CM Punk, Bruce Mau, and Other Good Chicago Things

A straight-edge Chicago wrestler grapples with kayfabe; Bruce Mau tackles the empire; Roger Ebert reviews “The Interrupters”; grain elevators and constitutional law; and more

Occasionally interesting things pile up. Here’s to clearing the out box:

* My friend at Hangover Sunday on straight-edge Chicago wrestler CM Punk, who’s saving professional wrestling, perhaps from itself:

In brief, at the end of June a wrestler named CM Punk brought two things to an episode of RAW that many found surprising: rhetorical sophistication and the impression that he might actually be sincere in biting the hand that feeds him with comments about WWE’s practices, management, and fans. In other words, for a few minutes a WWE broadcast teetered between the experience of reality TV and the experience of reality.

As it was put in a Metafilter thread:

This is the kind of stuff that made me love pro-wrestling. Although the breaking (and pretending to break) kayfabe has been a tried-and-true promotional technique for decades, and been overused since 1997, when the stars are aligned, it is the most exciting stuff in the world. The fascinating netherworld between reality and fantasy, script and chaos that pro-wrestling inhabits like no other form of life/art/entertainment is a wonderful place.

I never got into pro wrestling as a kid, because I lack imagination, but kayfabe is legitimately fascinating, in part because the origins of the term are shrouded in history.

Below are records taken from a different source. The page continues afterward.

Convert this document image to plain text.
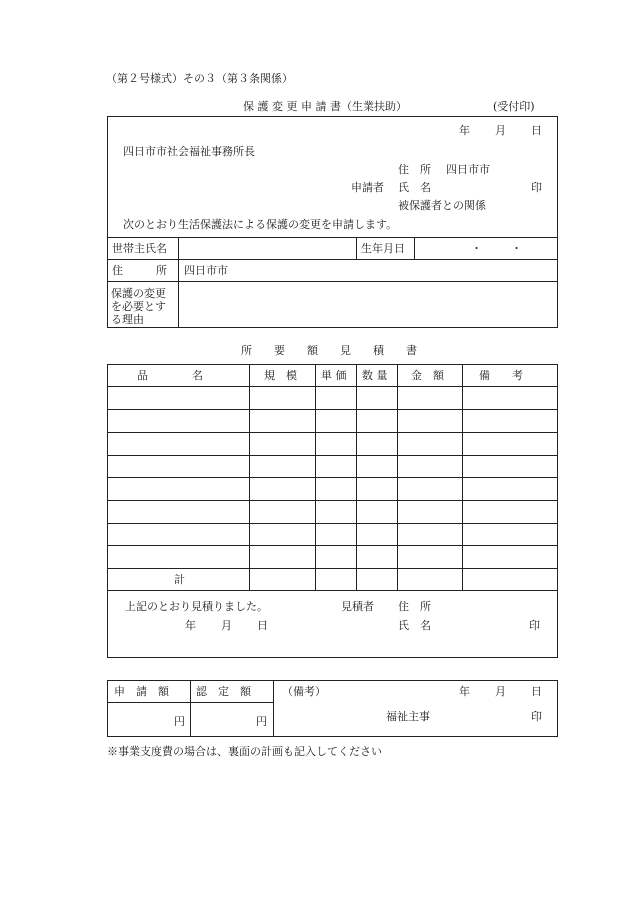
（第２号様式）その３（第３条関係）
保 護 変 更 申 請 書（生業扶助）	(受付印)
年 月 日
四日市市社会福祉事務所長
住　所 四日市市
申請者 氏　名	印
被保護者との関係
次のとおり生活保護法による保護の変更を申請します。
世帯主氏名	生年月日	・	・
住　　　所 四日市市
保護の変更
を必要とす
る理由
所　　要　　額　　見　　積　　書
品　　　　名	規　模 単 価 数 量 金　額	備　　考
計
上記のとおり見積りました。	見積者 住　所
年 月 日	氏　名	印
申　請　額 認　定　額	（備考）	年 月 日
円	円	福祉主事	印
※事業支度費の場合は、裏面の計画も記入してください
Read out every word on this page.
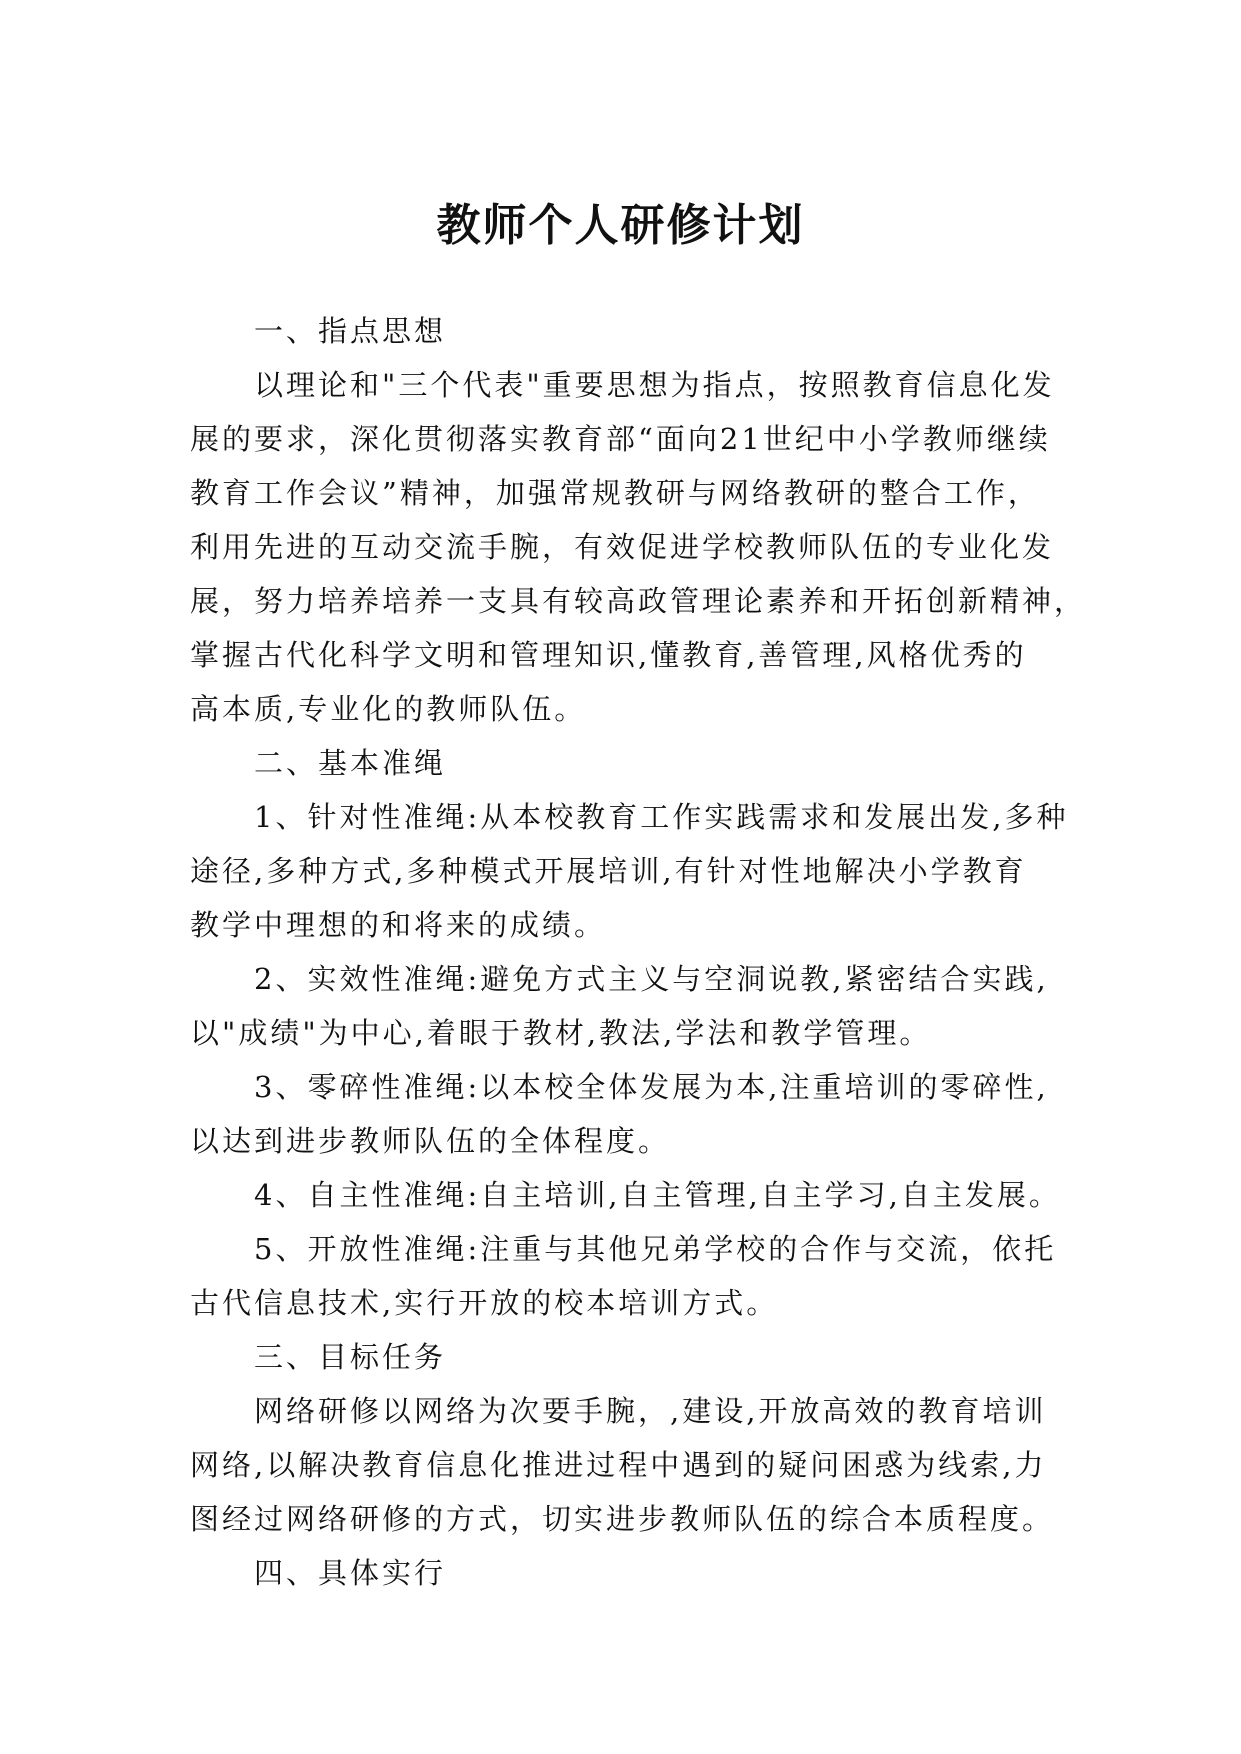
教师个人研修计划

一、指点思想

以理论和"三个代表"重要思想为指点，按照教育信息化发
展的要求，深化贯彻落实教育部“面向21世纪中小学教师继续
教育工作会议”精神，加强常规教研与网络教研的整合工作，
利用先进的互动交流手腕，有效促进学校教师队伍的专业化发
展，努力培养培养一支具有较高政管理论素养和开拓创新精神，
掌握古代化科学文明和管理知识,懂教育,善管理,风格优秀的
高本质,专业化的教师队伍。

二、基本准绳

1、针对性准绳:从本校教育工作实践需求和发展出发,多种
途径,多种方式,多种模式开展培训,有针对性地解决小学教育
教学中理想的和将来的成绩。

2、实效性准绳:避免方式主义与空洞说教,紧密结合实践,
以"成绩"为中心,着眼于教材,教法,学法和教学管理。

3、零碎性准绳:以本校全体发展为本,注重培训的零碎性,
以达到进步教师队伍的全体程度。

4、自主性准绳:自主培训,自主管理,自主学习,自主发展。

5、开放性准绳:注重与其他兄弟学校的合作与交流，依托
古代信息技术,实行开放的校本培训方式。

三、目标任务

网络研修以网络为次要手腕，,建设,开放高效的教育培训
网络,以解决教育信息化推进过程中遇到的疑问困惑为线索,力
图经过网络研修的方式，切实进步教师队伍的综合本质程度。

四、具体实行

* Chicago-by-way-of-Toronto designer Bruce Mau talks with the Art Institute’s Zoe Ryan in Design Bureau about design and America:

The thing that is interesting about it is that when you use the word “design,” most people think “fancy, expensive, singular objects.” They think cultural, not popular. They think it’s expensive. They think it’s singular—an authored thing. What we realized is that, for our work, those are old definitions and categories.

* Also from Design Bureau (how did I not know about this magazine?), a look at two Chicagoans: Jen Farrell of Starshaped Press and Scott Wilson of MINIMAL.

* A former Mayer Brown director mourns changes in corporate law:

The firms have become much more businesslike. Compensation has increased dramatically. Starting salaries are now $160,000, not because of overall price inflation or because the newly graduated are more able than we were, but because the firms are enslaved in a market trap of their own making.

In return for very high compensation, the younger lawyers are expected to work very long hours, not just when clients have emergencies, but to generate revenue - a Faustian bargain that leaves time for little else. Family and personal lives often suffer, as does the opportunity to contribute to the community and the profession. The pyramid to be climbed has increasingly steep sides, and most associates understand they will not become partners.

* CHIRP Radio presents My First Time at the Beat Kitchen tonight.

* Roger Ebert on The Interrupters, co-produced by forthcoming Chicagomag.com writer-in-residence Alex Kotlowitz: “In an American inner city, where religious differences are irrelevant, and everyone is of the same ethnicity, gangs take the place of race or belief. They provide an identity, no matter how paltry.”

* The Internet brings the most interesting people together, like Tyler the Creator and Steve “Albino.”

* “How a Chicago grain warehouse made constitutional law.”